D MATTHEWS Complete Piano Trios

Record and Artist Details

Composer or Director: David Matthews

Genre:

Chamber

Label: Toccata Classics

Media Format: CD or Download

Media Runtime: 74

Mastering:

DDD

Catalogue Number: TOCC0369

TOCC0369. D MATTHEWS Complete Piano Trios

Tracks:

Composition Artist Credit
Piano Trio David Matthews, Composer
David Matthews, Composer
Leonore Piano Trio
Piano Trio No 2 David Matthews, Composer
David Matthews, Composer
Leonore Piano Trio
Piano Trio No 3 David Matthews, Composer
David Matthews, Composer
Leonore Piano Trio
Journeying Songs David Matthews, Composer
David Matthews, Composer
Gemma Rosefield, Cello
Is it a British thing? Confronted with composers who write fresh, communicative music, rooted but not trapped in tradition, we…well, we don’t neglect them exactly. David Matthews recently published his Op 143 (A Song for Max for flute, clarinet, violin, cello and piano), and this first recording of what he calls ‘my trio of piano trios’ is the latest of a series of discs from Toccata Classics devoted to his chamber music.

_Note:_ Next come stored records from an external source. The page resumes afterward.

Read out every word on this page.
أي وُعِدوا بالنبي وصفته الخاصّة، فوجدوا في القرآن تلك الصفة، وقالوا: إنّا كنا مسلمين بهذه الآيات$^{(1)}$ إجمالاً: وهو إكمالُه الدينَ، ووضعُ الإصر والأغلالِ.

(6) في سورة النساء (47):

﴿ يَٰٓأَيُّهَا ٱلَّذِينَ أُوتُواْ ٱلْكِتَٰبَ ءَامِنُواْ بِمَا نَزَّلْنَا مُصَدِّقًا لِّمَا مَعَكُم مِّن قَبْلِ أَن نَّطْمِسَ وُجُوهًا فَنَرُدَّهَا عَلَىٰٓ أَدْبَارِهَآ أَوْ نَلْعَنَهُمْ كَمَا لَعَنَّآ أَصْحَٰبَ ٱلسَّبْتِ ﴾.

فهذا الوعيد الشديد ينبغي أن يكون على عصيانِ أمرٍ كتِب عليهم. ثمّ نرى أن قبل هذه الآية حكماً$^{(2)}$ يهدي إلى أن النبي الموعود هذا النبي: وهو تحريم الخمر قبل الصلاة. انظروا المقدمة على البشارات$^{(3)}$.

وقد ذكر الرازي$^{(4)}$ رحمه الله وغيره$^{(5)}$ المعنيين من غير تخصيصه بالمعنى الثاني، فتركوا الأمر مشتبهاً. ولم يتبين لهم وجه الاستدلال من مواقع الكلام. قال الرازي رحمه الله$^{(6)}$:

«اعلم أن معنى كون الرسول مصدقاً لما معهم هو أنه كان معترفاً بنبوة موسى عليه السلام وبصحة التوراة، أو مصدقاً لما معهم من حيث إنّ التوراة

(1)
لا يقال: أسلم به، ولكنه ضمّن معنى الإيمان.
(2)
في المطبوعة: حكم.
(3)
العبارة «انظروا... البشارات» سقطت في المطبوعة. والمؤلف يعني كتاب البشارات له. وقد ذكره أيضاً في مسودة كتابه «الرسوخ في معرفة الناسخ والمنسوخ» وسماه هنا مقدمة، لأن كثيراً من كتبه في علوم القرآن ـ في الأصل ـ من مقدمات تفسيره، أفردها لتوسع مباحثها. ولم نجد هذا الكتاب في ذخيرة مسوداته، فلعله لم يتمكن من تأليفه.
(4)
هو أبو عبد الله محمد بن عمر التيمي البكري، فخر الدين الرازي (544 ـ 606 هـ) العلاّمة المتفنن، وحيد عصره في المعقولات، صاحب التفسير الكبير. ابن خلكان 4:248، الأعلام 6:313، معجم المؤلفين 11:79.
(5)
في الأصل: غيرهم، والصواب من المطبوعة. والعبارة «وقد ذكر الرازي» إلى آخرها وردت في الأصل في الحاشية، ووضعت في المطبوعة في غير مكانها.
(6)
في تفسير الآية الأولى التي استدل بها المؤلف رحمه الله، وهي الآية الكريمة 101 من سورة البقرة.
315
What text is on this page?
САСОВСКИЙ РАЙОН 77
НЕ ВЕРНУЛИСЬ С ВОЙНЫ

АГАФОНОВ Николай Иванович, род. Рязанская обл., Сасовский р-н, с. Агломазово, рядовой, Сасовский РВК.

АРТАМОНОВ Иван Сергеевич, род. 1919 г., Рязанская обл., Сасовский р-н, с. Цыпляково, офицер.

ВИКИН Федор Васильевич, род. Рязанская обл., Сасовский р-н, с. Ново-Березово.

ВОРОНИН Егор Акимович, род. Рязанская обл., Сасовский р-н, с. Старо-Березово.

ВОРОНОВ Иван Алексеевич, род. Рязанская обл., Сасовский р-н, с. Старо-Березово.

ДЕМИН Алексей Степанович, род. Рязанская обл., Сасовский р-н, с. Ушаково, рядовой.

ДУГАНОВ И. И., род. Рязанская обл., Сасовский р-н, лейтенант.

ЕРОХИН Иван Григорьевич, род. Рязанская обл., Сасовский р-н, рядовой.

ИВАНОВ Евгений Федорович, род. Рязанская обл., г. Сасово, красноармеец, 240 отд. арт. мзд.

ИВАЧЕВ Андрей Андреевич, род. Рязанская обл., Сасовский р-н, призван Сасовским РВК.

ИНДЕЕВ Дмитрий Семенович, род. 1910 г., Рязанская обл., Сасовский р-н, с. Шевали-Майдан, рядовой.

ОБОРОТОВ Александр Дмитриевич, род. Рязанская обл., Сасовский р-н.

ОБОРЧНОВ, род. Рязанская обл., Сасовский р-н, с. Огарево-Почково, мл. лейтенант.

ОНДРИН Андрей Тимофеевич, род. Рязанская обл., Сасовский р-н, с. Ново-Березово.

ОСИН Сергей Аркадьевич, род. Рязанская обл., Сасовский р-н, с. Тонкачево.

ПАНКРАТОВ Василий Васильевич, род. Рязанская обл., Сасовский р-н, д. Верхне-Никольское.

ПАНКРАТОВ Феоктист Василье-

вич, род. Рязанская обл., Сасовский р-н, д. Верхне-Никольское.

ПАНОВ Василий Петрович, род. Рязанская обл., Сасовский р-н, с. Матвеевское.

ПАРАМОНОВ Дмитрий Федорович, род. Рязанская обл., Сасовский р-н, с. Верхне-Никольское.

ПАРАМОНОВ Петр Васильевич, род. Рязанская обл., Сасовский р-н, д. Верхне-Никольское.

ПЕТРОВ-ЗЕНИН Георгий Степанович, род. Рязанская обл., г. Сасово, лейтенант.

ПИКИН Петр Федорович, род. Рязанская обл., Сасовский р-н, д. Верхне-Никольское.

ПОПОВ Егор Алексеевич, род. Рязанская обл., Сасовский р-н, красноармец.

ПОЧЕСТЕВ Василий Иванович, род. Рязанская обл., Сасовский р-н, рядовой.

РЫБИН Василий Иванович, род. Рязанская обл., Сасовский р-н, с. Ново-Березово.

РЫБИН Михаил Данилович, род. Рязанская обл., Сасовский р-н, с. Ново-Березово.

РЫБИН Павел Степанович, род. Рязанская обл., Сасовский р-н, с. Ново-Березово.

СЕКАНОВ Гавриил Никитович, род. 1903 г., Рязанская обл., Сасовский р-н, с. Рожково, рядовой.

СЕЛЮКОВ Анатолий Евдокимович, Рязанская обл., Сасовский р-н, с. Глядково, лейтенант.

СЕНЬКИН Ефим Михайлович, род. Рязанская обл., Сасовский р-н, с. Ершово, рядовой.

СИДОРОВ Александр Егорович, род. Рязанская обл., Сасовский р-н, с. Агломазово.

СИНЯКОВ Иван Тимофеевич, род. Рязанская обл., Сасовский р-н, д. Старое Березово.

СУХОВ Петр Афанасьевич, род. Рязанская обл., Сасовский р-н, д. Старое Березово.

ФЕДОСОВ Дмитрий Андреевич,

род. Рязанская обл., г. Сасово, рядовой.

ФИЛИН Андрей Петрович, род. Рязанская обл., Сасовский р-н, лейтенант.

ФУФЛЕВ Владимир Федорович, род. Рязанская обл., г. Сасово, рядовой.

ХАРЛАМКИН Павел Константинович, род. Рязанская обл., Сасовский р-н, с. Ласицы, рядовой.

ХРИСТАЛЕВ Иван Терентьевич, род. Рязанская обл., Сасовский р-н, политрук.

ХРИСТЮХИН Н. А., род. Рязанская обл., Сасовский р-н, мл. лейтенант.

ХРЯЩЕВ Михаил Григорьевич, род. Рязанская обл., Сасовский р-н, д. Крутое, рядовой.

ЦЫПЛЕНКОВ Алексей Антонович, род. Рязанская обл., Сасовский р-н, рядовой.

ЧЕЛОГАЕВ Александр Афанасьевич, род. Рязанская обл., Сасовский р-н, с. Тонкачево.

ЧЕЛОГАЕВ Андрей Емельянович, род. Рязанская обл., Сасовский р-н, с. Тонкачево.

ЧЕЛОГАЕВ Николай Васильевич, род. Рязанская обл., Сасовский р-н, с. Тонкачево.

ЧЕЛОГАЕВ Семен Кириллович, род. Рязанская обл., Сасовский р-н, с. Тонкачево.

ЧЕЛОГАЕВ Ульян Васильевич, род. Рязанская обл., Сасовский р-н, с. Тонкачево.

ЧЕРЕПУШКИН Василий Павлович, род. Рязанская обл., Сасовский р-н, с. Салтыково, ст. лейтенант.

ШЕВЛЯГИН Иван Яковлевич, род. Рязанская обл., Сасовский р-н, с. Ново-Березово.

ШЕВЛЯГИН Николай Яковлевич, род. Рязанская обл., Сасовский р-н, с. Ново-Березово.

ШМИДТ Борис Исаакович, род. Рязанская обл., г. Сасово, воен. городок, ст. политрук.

But if we don’t neglect them, it can certainly feel like we don’t always cherish them as we should.

And we really should. Try the Adagio of Matthews’s Second Trio, of 1993. Over a measured accompaniment on the piano, violin and cello sing and climb and soar; a long, glorious melody that simply builds and builds. It’s almost Schubertian in its cumulative poignancy. Matthews is a romantic. You don’t have to read the booklet-notes (in which he explains that he conceived the piece as a memorial to a loved one) to sense that.

True, that movement isn’t entirely typical. Matthews tends, like Haydn, to write concise, energetic movements, crammed (again, like Haydn) with ideas. And again, you don’t need to know the specific sources of his inspiration – which range from a West Highland seascape in the Second Trio to a deadpan portrait of Hans Keller in the scherzo of the First – to respond to this music. It rewards repeated listening, with Matthews’s lyrical gift never far from the surface (and very much front and centre in his Journeying Songs for unaccompanied cello, sensitively performed here by the Leonore Trio’s cellist Gemma Rosefield).

The Leonore Trio have clearly lived with this music; their playing is alert and stylish, unafraid to let the melodies soar. ‘Their performances seem to me definitive,’ says Matthews. Not wanting (or needing) to gainsay the composer, I’ll only add that the recorded sound is lucid and natural.